Mr Pora served more than 20 years in jail before the Privy Council quashed his conviction earlier this year.
"When the Privy Council issued that decision, they made a very clear statement: that Malcolm Rewa was the rapist, and Susan Burdett was killed at the time she was raped," says Ms Ardern.
Tim McKinnel, a private investigator who worked on the case, says it's time for police to act.
"What other evidence exists that might come to the fore? We repeatedly hear the police in cold cases talk about loyalties and friendships changing over time – well, that's exactly the case in this."
Ms Ardern says Rewa was never acquitted of Ms Burdett's murder.
"We had two hung juries. That's really important to remember because this idea that's been put out there that we need to have exceptional circumstances to reopen this case, this case could be reopened at any time."

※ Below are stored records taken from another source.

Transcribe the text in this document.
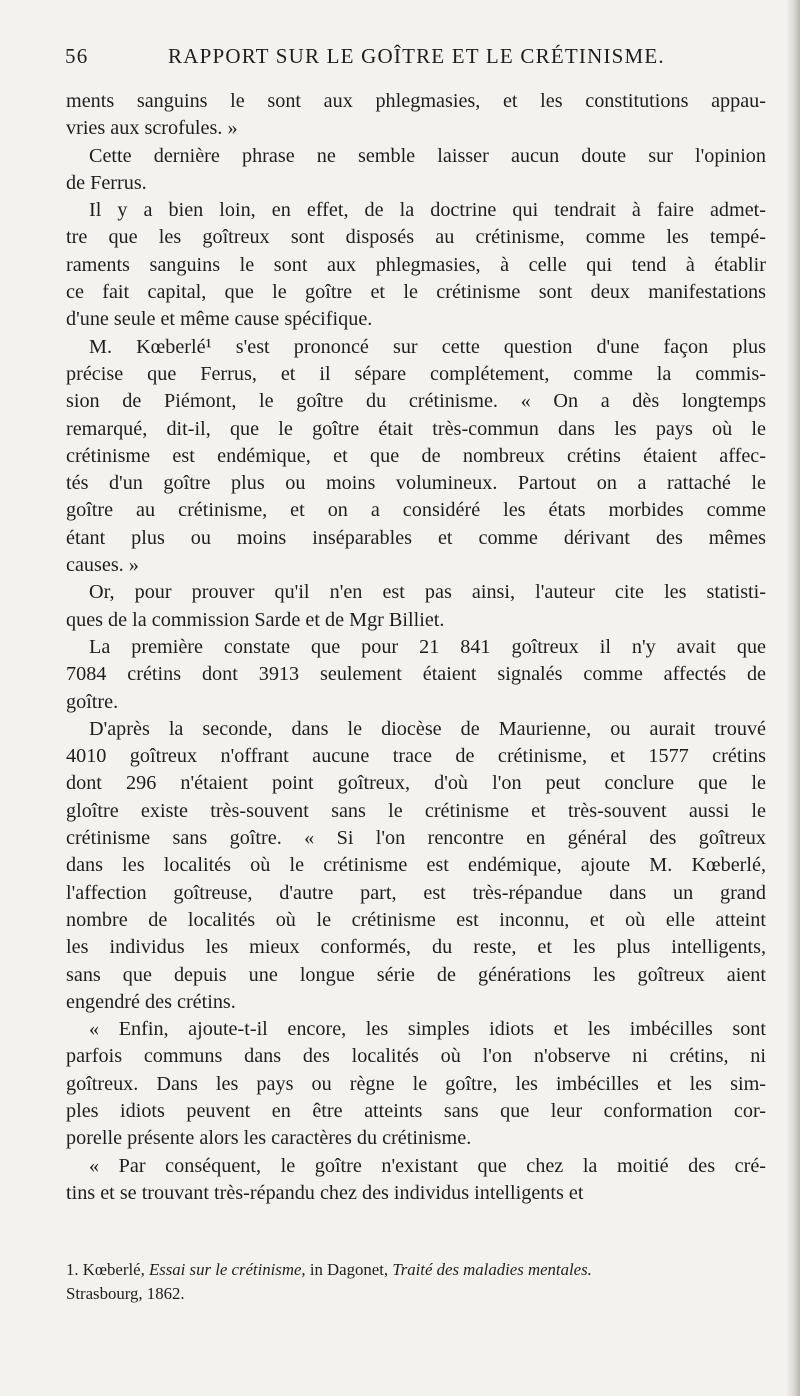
56	RAPPORT SUR LE GOÎTRE ET LE CRÉTINISME.
ments sanguins le sont aux phlegmasies, et les constitutions appau-
vries aux scrofules. »
Cette dernière phrase ne semble laisser aucun doute sur l'opinion
de Ferrus.
Il y a bien loin, en effet, de la doctrine qui tendrait à faire admet-
tre que les goîtreux sont disposés au crétinisme, comme les tempé-
raments sanguins le sont aux phlegmasies, à celle qui tend à établir
ce fait capital, que le goître et le crétinisme sont deux manifestations
d'une seule et même cause spécifique.
M. Kœberlé¹ s'est prononcé sur cette question d'une façon plus
précise que Ferrus, et il sépare complétement, comme la commis-
sion de Piémont, le goître du crétinisme. « On a dès longtemps
remarqué, dit-il, que le goître était très-commun dans les pays où le
crétinisme est endémique, et que de nombreux crétins étaient affec-
tés d'un goître plus ou moins volumineux. Partout on a rattaché le
goître au crétinisme, et on a considéré les états morbides comme
étant plus ou moins inséparables et comme dérivant des mêmes
causes. »
Or, pour prouver qu'il n'en est pas ainsi, l'auteur cite les statisti-
ques de la commission Sarde et de Mgr Billiet.
La première constate que pour 21 841 goîtreux il n'y avait que
7084 crétins dont 3913 seulement étaient signalés comme affectés de
goître.
D'après la seconde, dans le diocèse de Maurienne, ou aurait trouvé
4010 goîtreux n'offrant aucune trace de crétinisme, et 1577 crétins
dont 296 n'étaient point goîtreux, d'où l'on peut conclure que le
gloître existe très-souvent sans le crétinisme et très-souvent aussi le
crétinisme sans goître. « Si l'on rencontre en général des goîtreux
dans les localités où le crétinisme est endémique, ajoute M. Kœberlé,
l'affection goîtreuse, d'autre part, est très-répandue dans un grand
nombre de localités où le crétinisme est inconnu, et où elle atteint
les individus les mieux conformés, du reste, et les plus intelligents,
sans que depuis une longue série de générations les goîtreux aient
engendré des crétins.
« Enfin, ajoute-t-il encore, les simples idiots et les imbécilles sont
parfois communs dans des localités où l'on n'observe ni crétins, ni
goîtreux. Dans les pays ou règne le goître, les imbécilles et les sim-
ples idiots peuvent en être atteints sans que leur conformation cor-
porelle présente alors les caractères du crétinisme.
« Par conséquent, le goître n'existant que chez la moitié des cré-
tins et se trouvant très-répandu chez des individus intelligents et

1. Kœberlé, Essai sur le crétinisme, in Dagonet, Traité des maladies mentales.

Strasbourg, 1862.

Prime Minister John Key says because a stay of proceedings was put on the case in 1998, it wouldn't be "impossible in theory" to reopen the case, but still "very unusual".
Rewa is currently serving a sentence of preventive detention.
He says it's up to the police to decide whether to try and pin the murder on Rewa a third time.
"It's a matter for them – if they genuinely think they've got information, yes they should."
Both police and the Minister of Police Michael Woodhouse declined to appear on the Paul Henry programme this morning to discuss the case.